After a few months of this daily morning practice, I understood the pattern. I would read many lines of anguish. Once the painful truths are expressed in detail, not rushed, there’s a sense of being deeply heard and listened to—heard by God. Once that internal, intimate ache is honored, we find space in our heavy hearts to move around. We can take that leap of faith and trust, again and again. What the Psalms taught me is to stay true to my human grief, to articulate it, to bring the fear and frustration straight to God. By doing that, faith will appear, often suddenly, always the balm we have been seeking.
Because I was going through such a raw time, I often found passages about disgrace. I will simply say that I was thunderstruck by the events that unfurled. Sometimes I underlined words that might have once seemed archaic but now rang true: enemies, lowly, ambush, abyss. Yes, I was ashamed. On the page with Psalm 25, my deep blue ink jumps out: shame, shame, shame. Other, more hopeful words impacted me. In particular, refuge became the most medicinal word of all. Flip those pages back and forth; there is refuge throughout.
A Time for Everything
My life moved on. To say I never wanted to be a divorced Catholic is not just an understatement, but also, I’m surmising, how almost all divorced Catholics feel. I freely admit that I’d once judged people who got divorced as not working hard enough, not fighting for it, not going the distance. It was quite the humbling wake-up call to realize I was entering a category of people whom I used to look down on.

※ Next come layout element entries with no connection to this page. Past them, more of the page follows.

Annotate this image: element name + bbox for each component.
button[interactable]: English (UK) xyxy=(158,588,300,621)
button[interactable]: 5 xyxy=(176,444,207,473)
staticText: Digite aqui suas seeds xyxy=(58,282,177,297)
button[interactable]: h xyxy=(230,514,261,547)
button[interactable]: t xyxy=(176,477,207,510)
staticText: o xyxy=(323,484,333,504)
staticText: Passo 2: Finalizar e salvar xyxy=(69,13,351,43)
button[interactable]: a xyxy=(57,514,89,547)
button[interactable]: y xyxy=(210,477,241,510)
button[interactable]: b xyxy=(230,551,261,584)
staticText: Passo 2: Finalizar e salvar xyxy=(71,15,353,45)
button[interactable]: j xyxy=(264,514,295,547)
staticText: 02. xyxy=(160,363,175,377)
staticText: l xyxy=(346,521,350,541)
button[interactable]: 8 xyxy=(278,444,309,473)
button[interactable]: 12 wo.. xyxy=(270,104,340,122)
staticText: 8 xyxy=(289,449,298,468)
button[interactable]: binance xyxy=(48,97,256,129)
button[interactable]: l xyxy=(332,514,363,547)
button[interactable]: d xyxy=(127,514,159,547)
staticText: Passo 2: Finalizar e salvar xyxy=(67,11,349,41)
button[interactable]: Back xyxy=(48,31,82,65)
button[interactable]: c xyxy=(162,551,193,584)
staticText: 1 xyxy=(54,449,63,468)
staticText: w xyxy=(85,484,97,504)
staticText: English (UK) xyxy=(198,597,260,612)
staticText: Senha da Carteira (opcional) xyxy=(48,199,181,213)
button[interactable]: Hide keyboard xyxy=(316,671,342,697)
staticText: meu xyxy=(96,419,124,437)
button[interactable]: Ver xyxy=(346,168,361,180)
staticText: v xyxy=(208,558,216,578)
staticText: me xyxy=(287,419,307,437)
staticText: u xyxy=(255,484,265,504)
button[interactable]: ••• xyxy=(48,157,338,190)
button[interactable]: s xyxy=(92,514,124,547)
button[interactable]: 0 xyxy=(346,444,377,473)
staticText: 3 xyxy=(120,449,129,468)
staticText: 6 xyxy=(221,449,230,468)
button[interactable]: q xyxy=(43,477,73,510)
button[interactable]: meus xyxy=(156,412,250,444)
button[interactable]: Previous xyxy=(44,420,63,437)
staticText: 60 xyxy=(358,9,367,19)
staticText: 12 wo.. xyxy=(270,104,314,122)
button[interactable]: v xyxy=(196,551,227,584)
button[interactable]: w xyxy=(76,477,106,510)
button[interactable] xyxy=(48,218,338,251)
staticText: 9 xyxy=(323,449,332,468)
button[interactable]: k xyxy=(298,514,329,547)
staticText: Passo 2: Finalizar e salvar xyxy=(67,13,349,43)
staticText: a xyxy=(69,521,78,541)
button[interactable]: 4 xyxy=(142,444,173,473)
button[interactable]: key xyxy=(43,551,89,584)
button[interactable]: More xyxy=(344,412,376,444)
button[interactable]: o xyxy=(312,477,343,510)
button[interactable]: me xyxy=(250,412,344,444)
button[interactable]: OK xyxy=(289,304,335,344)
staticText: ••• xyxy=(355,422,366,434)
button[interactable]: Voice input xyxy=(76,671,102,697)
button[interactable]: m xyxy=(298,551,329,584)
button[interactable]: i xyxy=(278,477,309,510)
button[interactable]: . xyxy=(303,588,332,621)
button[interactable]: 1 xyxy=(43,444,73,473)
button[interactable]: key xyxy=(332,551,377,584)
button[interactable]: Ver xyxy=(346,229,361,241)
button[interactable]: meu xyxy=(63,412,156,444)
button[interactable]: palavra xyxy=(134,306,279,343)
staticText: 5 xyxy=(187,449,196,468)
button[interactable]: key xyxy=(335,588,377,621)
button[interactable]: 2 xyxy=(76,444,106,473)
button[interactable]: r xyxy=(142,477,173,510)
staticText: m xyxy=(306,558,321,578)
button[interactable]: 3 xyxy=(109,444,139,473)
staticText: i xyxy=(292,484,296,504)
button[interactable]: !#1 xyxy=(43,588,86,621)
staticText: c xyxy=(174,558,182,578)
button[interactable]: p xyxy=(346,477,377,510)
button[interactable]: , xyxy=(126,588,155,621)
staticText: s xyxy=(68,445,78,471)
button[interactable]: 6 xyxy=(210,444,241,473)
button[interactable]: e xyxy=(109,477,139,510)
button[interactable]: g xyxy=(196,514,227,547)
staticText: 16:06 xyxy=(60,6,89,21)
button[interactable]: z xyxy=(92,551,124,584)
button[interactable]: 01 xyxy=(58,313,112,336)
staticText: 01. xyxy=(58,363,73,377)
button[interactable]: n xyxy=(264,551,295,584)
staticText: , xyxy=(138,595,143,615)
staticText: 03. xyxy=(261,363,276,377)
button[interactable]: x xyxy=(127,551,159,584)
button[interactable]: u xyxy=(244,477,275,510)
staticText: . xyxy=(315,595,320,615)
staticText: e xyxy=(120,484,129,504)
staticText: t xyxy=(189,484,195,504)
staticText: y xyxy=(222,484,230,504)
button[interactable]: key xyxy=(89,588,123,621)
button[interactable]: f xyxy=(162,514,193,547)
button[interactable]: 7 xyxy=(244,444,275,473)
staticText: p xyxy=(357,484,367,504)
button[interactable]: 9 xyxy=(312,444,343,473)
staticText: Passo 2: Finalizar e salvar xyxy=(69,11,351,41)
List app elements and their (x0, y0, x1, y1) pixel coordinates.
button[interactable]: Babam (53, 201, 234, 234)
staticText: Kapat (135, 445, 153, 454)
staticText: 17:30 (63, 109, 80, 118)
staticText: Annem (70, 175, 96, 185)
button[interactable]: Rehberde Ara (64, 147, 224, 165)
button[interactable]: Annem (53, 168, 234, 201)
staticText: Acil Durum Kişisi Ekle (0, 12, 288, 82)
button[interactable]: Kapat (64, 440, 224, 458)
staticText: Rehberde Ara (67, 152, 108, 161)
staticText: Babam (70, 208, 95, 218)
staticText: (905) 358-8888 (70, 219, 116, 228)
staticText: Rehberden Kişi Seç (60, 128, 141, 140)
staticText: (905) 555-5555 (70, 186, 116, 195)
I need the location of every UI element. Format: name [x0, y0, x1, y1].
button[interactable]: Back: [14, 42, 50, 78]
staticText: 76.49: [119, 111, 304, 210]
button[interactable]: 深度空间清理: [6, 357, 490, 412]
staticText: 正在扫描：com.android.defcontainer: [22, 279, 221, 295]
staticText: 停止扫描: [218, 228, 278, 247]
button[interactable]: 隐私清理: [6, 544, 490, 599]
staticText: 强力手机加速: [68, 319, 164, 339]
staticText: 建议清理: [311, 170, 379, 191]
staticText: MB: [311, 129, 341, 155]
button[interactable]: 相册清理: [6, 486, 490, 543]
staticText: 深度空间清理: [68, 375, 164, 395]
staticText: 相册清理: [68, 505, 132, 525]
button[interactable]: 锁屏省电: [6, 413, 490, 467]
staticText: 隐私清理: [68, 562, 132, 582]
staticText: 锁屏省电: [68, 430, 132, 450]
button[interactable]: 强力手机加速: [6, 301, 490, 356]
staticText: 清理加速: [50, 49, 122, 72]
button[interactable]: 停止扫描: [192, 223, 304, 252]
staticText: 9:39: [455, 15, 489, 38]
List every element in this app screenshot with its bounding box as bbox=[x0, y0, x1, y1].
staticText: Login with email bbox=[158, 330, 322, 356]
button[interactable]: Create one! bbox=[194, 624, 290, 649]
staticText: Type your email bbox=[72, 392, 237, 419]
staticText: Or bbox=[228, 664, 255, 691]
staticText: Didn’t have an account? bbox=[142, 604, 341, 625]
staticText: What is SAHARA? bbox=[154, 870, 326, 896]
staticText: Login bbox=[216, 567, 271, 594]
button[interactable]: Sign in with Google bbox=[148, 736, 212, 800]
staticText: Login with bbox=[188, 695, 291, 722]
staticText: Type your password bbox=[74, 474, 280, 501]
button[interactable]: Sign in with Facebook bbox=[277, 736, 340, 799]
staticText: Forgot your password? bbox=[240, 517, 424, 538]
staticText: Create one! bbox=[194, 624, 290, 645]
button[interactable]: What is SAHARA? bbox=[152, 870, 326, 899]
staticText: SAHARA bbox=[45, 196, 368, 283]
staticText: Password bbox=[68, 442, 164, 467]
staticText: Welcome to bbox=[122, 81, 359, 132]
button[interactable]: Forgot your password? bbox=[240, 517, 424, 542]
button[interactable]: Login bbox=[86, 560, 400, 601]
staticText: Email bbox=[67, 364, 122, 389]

There’s a good chance that I have been judged the way I once felt superior to others. Did you try everything to save your marriage? In my heart I know I did. There were factors far beyond my control. As another year went by, I continued with the daily practice of reading the Psalms. In Psalm 56, I read, “I have bound myself with vows to thee.” Was it possible for me to focus on a new vow? I believed that it was. I was alone, but I was alive. “For thou has rescued me from death/to walk in thy presence, in the light of life.”
As the darkness in my life receded, I began to see the lighter aspects of the Psalms. Like the opening of Psalm 116, “I love the Lord, for he has heard me,” there is so much joy, praise, and celebration. Admittedly, it has been a long road. When I was first separated, a very good friend of mine, who is a therapist, said, “It can take five years to heal from this.” I thought, Oh, no, that’s not going to be me.
But I was wrong—it has taken that long. I have been given much grace, including the stamina to continue with this spiritual practice these past five years. I still have a place on the floor of my bedroom and I use my still-falling-apart Bible. I just can’t give that paperback up; it has been with me for so many years, and I still love the soft sound of its pages. Each morning I wake up and try to have a connection to God before doing anything else.
As for the soprano who lifts her hand and invites me in? Yesterday at Mass, after contemplating all this, I decided I should thank the cantor. She does such a stunning job for our very lively inner-city Franciscan church. As she clutched her binder, I started to go up to her, but she stepped toward an elderly man hunched crookedly in a wheelchair near the altar. She greeted him warmly and kissed him on the cheek. He lifted his head, eyes shining, and opened his mouth, ready to sing.
Maureen O’Brien is a novelist and poet who has been published in a variety of literary magazines and journals. She resides in Connecticut and teaches creative writing at the Greater Hartford Academy of the Arts. Her latest book is What Was Lost: Finding Refuge in the Psalms.